Wake, L’histoire cachée des femmes meneuses de révoltes d’esclaves, une BD très riche qui permet d’évoquer l’esclavage sous un angle original tout en abordant les difficultés de l’historien face aux silences des sources historiques.

A l’origine du projet…

Initialement juriste, Rebecca Hall revient d’abord sur les inégalités qui frappent les femmes noires au sein des tribunaux américains. Ces injustices la poussent à devenir historienne et à travailler sur les révoltes de femmes esclaves. Ainsi, les premiers chapitres reviennent sur les motivations de son travail universitaire. Hantée par la question comme le montrent certaines cases, sortes de flashbacks de scènes sur les bateaux négriers, elle part à la recherche de traces souvent minimes dans les archives de New York. Ainsi, lors de la révolte de 1712, 4 femmes esclaves sont jugées : Sarah et Abigail sont condamnées à mort, Lily et Amba sont jugées non coupables. Mais leurs dépositions n’ont pas été retranscrites. D’où le choix de la bande dessinée pour reconstituer les destinées de ces femmes en racontant ce qui aurait pu les motiver…

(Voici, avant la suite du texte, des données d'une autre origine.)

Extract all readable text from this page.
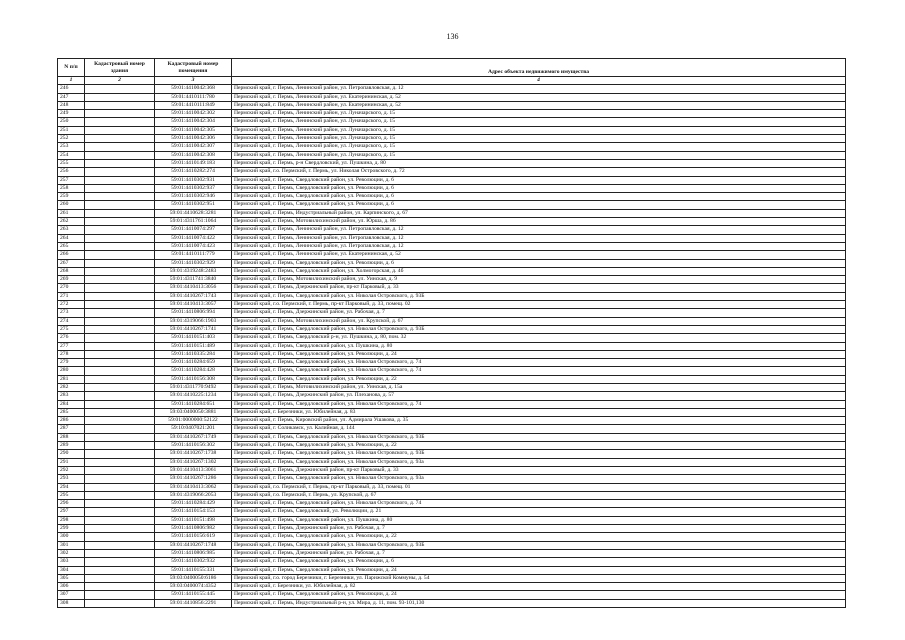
136
N п/п	Кадастровый номер здания	Кадастровый номер помещения	Адрес объекта недвижимого имущества
1	2	3	4
246		59:01:4410042:368	Пермский край, г. Пермь, Ленинский район, ул. Петропавловская, д. 12
247		59:01:4410111:780	Пермский край, г. Пермь, Ленинский район, ул. Екатерининская, д. 52
248		59:01:4410111:849	Пермский край, г. Пермь, Ленинский район, ул. Екатерининская, д. 52
249		59:01:4410042:302	Пермский край, г. Пермь, Ленинский район, ул. Луначарского, д. 15
250		59:01:4410042:304	Пермский край, г. Пермь, Ленинский район, ул. Луначарского, д. 15
251		59:01:4410042:305	Пермский край, г. Пермь, Ленинский район, ул. Луначарского, д. 15
252		59:01:4410042:306	Пермский край, г. Пермь, Ленинский район, ул. Луначарского, д. 15
253		59:01:4410042:307	Пермский край, г. Пермь, Ленинский район, ул. Луначарского, д. 15
254		59:01:4410042:308	Пермский край, г. Пермь, Ленинский район, ул. Луначарского, д. 15
255		59:01:4410149:183	Пермский край, г. Пермь, р-н Свердловский, ул. Пушкина, д. 80
256		59:01:4410282:274	Пермский край, г.о. Пермский, г. Пермь, ул. Николая Островского, д. 72
257		59:01:4410302:931	Пермский край, г. Пермь, Свердловский район, ул. Революции, д. 6
258		59:01:4410302:937	Пермский край, г. Пермь, Свердловский район, ул. Революции, д. 6
259		59:01:4410302:946	Пермский край, г. Пермь, Свердловский район, ул. Революции, д. 6
260		59:01:4410302:951	Пермский край, г. Пермь, Свердловский район, ул. Революции, д. 6
261		59:01:4410628:3281	Пермский край, г. Пермь, Индустриальный район, ул. Карпинского, д. 67
262		59:01:4311761:1064	Пермский край, г. Пермь, Мотовилихинский район, ул. Юрша, д. 86
263		59:01:4410074:297	Пермский край, г. Пермь, Ленинский район, ул. Петропавловская, д. 12
264		59:01:4410074:422	Пермский край, г. Пермь, Ленинский район, ул. Петропавловская, д. 12
265		59:01:4410074:423	Пермский край, г. Пермь, Ленинский район, ул. Петропавловская, д. 12
266		59:01:4410111:779	Пермский край, г. Пермь, Ленинский район, ул. Екатерининская, д. 52
267		59:01:4410302:929	Пермский край, г. Пермь, Свердловский район, ул. Революции, д. 6
268		59:01:4319248:2483	Пермский край, г. Пермь, Свердловский район, ул. Холмогорская, д. 4б
269		59:01:4311741:3840	Пермский край, г. Пермь, Мотовилихинский район, ул. Уинская, д. 9
270		59:01:4410413:3056	Пермский край, г. Пермь, Дзержинский район, пр-кт Парковый, д. 33
271		59:01:4410267:1743	Пермский край, г. Пермь, Свердловский район, ул. Николая Островского, д. 93Б
272		59:01:4410413:3057	Пермский край, г.о. Пермский, г. Пермь, пр-кт Парковый, д. 33, помещ. 02
273		59:01:4410806:994	Пермский край, г. Пермь, Дзержинский район, ул. Рабочая, д. 7
274		59:01:4319066:1903	Пермский край, г. Пермь, Мотовилихинский район, ул. Крупской, д. 67
275		59:01:4410267:1741	Пермский край, г. Пермь, Свердловский район, ул. Николая Островского, д. 93Б
276		59:01:4410151:403	Пермский край, г. Пермь, Свердловский р-н, ул. Пушкина, д. 80, пом. 32
277		59:01:4410151:489	Пермский край, г. Пермь, Свердловский район, ул. Пушкина, д. 80
278		59:01:4410335:284	Пермский край, г. Пермь, Свердловский район, ул. Революции, д. 24
279		59:01:4410284:659	Пермский край, г. Пермь, Свердловский район, ул. Николая Островского, д. 74
280		59:01:4410284:428	Пермский край, г. Пермь, Свердловский район, ул. Николая Островского, д. 74
281		59:01:4410156:308	Пермский край, г. Пермь, Свердловский район, ул. Революции, д. 22
282		59:01:4311770:9492	Пермский край, г. Пермь, Мотовилихинский район, ул. Уинская, д. 15а
283		59:01:4410225:1234	Пермский край, г. Пермь, Дзержинский район, ул. Плеханова, д. 57
284		59:01:4410284:651	Пермский край, г. Пермь, Свердловский район, ул. Николая Островского, д. 74
285		59:03:0400050:3881	Пермский край, г. Березники, ул. Юбилейная, д. 83
286		59:01:0000000:52122	Пермский край, г. Пермь, Кировский район, ул. Адмирала Ушакова, д. 35
287		59:10:0407021:201	Пермский край, г. Соликамск, ул. Калийная, д. 144
288		59:01:4410267:1749	Пермский край, г. Пермь, Свердловский район, ул. Николая Островского, д. 93Б
289		59:01:4410156:302	Пермский край, г. Пермь, Свердловский район, ул. Революции, д. 22
290		59:01:4410267:1738	Пермский край, г. Пермь, Свердловский район, ул. Николая Островского, д. 93Б
291		59:01:4410267:1302	Пермский край, г. Пермь, Свердловский район, ул. Николая Островского, д. 93а
292		59:01:4410413:3061	Пермский край, г. Пермь, Дзержинский район, пр-кт Парковый, д. 33
293		59:01:4410267:1286	Пермский край, г. Пермь, Свердловский район, ул. Николая Островского, д. 93а
294		59:01:4410413:3062	Пермский край, г.о. Пермский, г. Пермь, пр-кт Парковый, д. 33, помещ. 01
295		59:01:4319066:2053	Пермский край, г.о. Пермский, г. Пермь, ул. Крупской, д. 67
296		59:01:4410284:429	Пермский край, г. Пермь, Свердловский район, ул. Николая Островского, д. 74
297		59:01:4410154:153	Пермский край, г. Пермь, Свердловский, ул. Революции, д. 21
298		59:01:4410151:498	Пермский край, г. Пермь, Свердловский район, ул. Пушкина, д. 80
299		59:01:4410806:982	Пермский край, г. Пермь, Дзержинский район, ул. Рабочая, д. 7
300		59:01:4410156:619	Пермский край, г. Пермь, Свердловский район, ул. Революции, д. 22
301		59:01:4410267:1748	Пермский край, г. Пермь, Свердловский район, ул. Николая Островского, д. 93Б
302		59:01:4410806:985	Пермский край, г. Пермь, Дзержинский район, ул. Рабочая, д. 7
303		59:01:4410302:932	Пермский край, г. Пермь, Свердловский район, ул. Революции, д. 6
304		59:01:4410155:331	Пермский край, г. Пермь, Свердловский район, ул. Революции, д. 24
305		59:03:0400050:6186	Пермский край, г.о. город Березники, г. Березники, ул. Парижской Коммуны, д. 54
306		59:03:0400074:4352	Пермский край, г. Березники, ул. Юбилейная, д. 82
307		59:01:4410155:445	Пермский край, г. Пермь, Свердловский район, ул. Революции, д. 24
308		59:01:4410856:2291	Пермский край, г. Пермь, Индустриальный р-н, ул. Мира, д. 11, пом. 93-101,130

Des exemples de révoltes féminines

Plusieurs pages reconstituent une révolte de femmes esclaves, victimes de mauvais traitements, du travail jusqu’à l’épuisement, de viols… L’une des condamnées à mort était enceinte, son exécution a donc été différée à la naissance de l’enfant, qui était la propriété du maître. Sarah ou Abigail reste emprisonnée plusieurs années au cours desquelles le gouverneur de New York tente d’obtenir sa grâce.

Au fil de sa recherche, Rebecca Hall découvre une révolte de femmes ayant eu lieu en 1708. Un propriétaire d’esclaves, William Hallet Jr, sa femme et leurs 5 enfants ont été assassinés par leurs esclaves. Les noms des meneurs ne sont pas connus, ils sont surnommés « Indian Sam » pour l’homme et « la négresse démoniaque » pour la femme. Deux autres esclaves sont accusés de complicité. Les trois hommes sont pendus, alors que la femme est brûlée vive. Le droit britannique assimilait en effet le meurtre d’un époux ou d’un maître à une trahison, tuer son mari ou son maître, considérés comme le « Seigneur naturel » de la femme revenait à un crime contre l’Etat et était puni du bûcher.

Des révoltes de femmes fréquentes

Les cases sur les recherches de Rebecca Hall sont entrecoupées d’images de son enseignement autour de Beloved de Tori Morrison ainsi que de fragments de l’histoire familiale. Son travail la mène en Angleterre où elle se plonge dans l’étude des journaux négriers. Quelques pages synthétisent l’histoire de la traite négrière. Chaque mort est consignée, car les négriers étaient dédommagés par leur assureur. Lloyd’s of London était le principal d’entre-eux pour l’assurance des navires négriers, mais l’accès à leurs archives lui est refusé. Elle s’intéresse donc à celles de Liverpool, grand port négrier. Statistiquement, un trajet sur 10 connaît une révolte d’esclaves. De manière surprenante, plus les femmes sont nombreuses parmi la cargaison, plus cette probabilité augmente. Cela peut s’expliquer par leurs déplacements généralement plus libre sur les bateaux. En effet, les hommes sont généralement entravés. Les négriers se méfiaient moins des femmes esclaves qui pouvaient aller sur le pont. De ce fait, elles étaient aussi au contact de l’équipage et fréquemment victimes de viols. Elle imagine la capture et le trajet de guerrières valeureuses, capturées lors d’un affrontement armé entre tribus.

Un angle original

Ce roman graphique est étayé de multiples citations et d’extraits d’archives, sourcés. Des lieux-clés de la traite, comme Liverpool et Ouida, sont évoqués. Une bibliographie sélective en fin d’ouvrage ainsi qu’une bibliographie en ligne permettent d’aller plus loin. Le travail minutieux est valorisé par des dessins sobres, en noir et blanc, représentant à la fois la difficulté du travail de l’historienne, confronté à l’effacement de ces femmes des sources historiques et la mémoire de ces femmes esclaves doublement confrontées à l’oubli. Une BD très riche qui permet d’évoquer l’esclavage sous un angle original tout en abordant les difficultés de l’historien face aux silences des sources historiques.